MZ – You get a very authentic blues sound from your guitar…
Mike: I’ll tell you a story –I was working at Our Price in Romford years ago, and passing Oxfam on my way home one day I spotted this old guitar in the window. It immediately caught my eye even though it was really dusty and had only one rusty string on it. So I asked the assistant to have a look and gave this old string a pluck, and the assistant looked at me and said “that guitar’s made for you isn’t it?!”. It had a guttural noise like I’ve never before. It had a very heavy body and a thick neck and a sound so earthy that I just had to have it. I got it home, dusted it down and strung it with electric guitar strings and sounded like something from the 1930’s. A genuine delta blues sound, perfect! I went to a music shop sometimes later to get it valued. They told me I had a 1926 Hofner Jazz bass body with a homemade neck. It’s a beauty and I’ll never get rid of it. It just oozes the blues.

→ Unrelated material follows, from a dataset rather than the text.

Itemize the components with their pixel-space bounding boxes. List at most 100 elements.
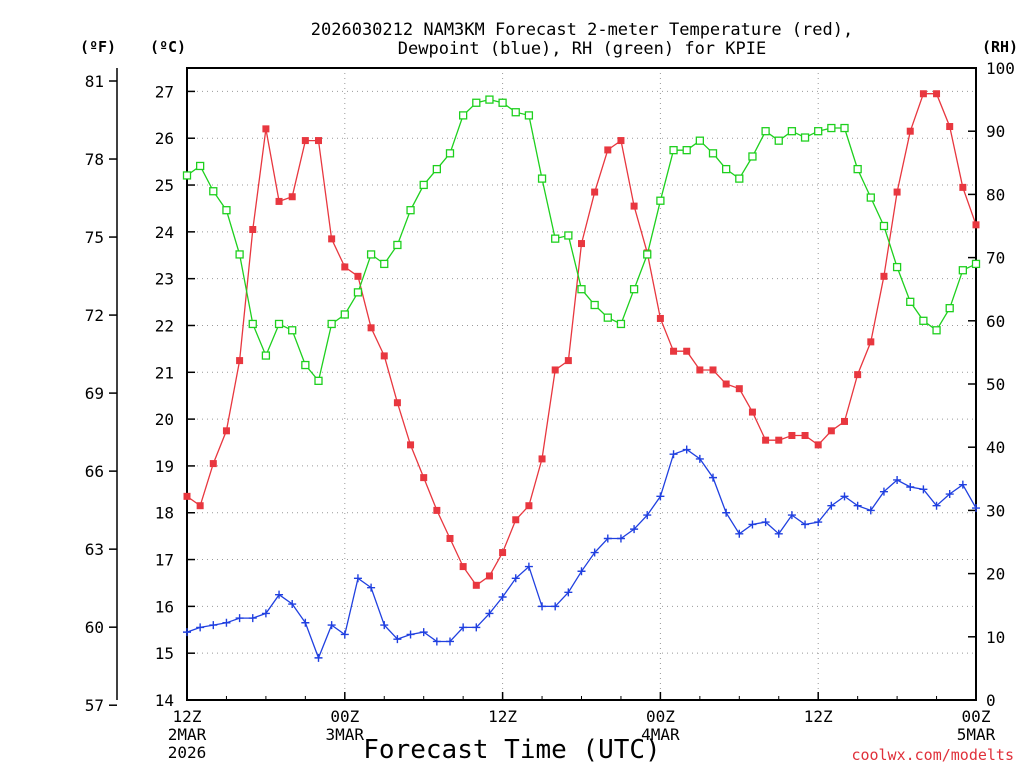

MZ – Blues is obviously a big influence, but are there any current bands that do it for you?
Mike: Anybody and everybody really. I can put on a drum & bass compilation and follow it with Barber’s Adagio For Strings, you know? As long as it talks to me musically, as long as it has substance. Watching bands like Rock The Monkey and Uncle Funk were an influence. Music has such a wide spectrum you can’t afford to be narrow-minded.
MZ – So when you’ve recorded the album, are you going to gig it with a band or as a solo artist?
Mike: Well, I did some stuff with a band set-up in Ealing, and it worked very well, but I still I have this love of doing it on my own. It’s like the idea of one man against the world, no-one else to support you with pre-gig nerves, but when you start playing it all comes together and you feel great. I’m an entertainer and I get off being on my own with a crowd to please.
MZ – And finally, when can we see you hosting another blues jam in the Half Moon?
Mike: Sometime in November – a Friday or Saturday, I haven’t confirmed a date yet so watch this space!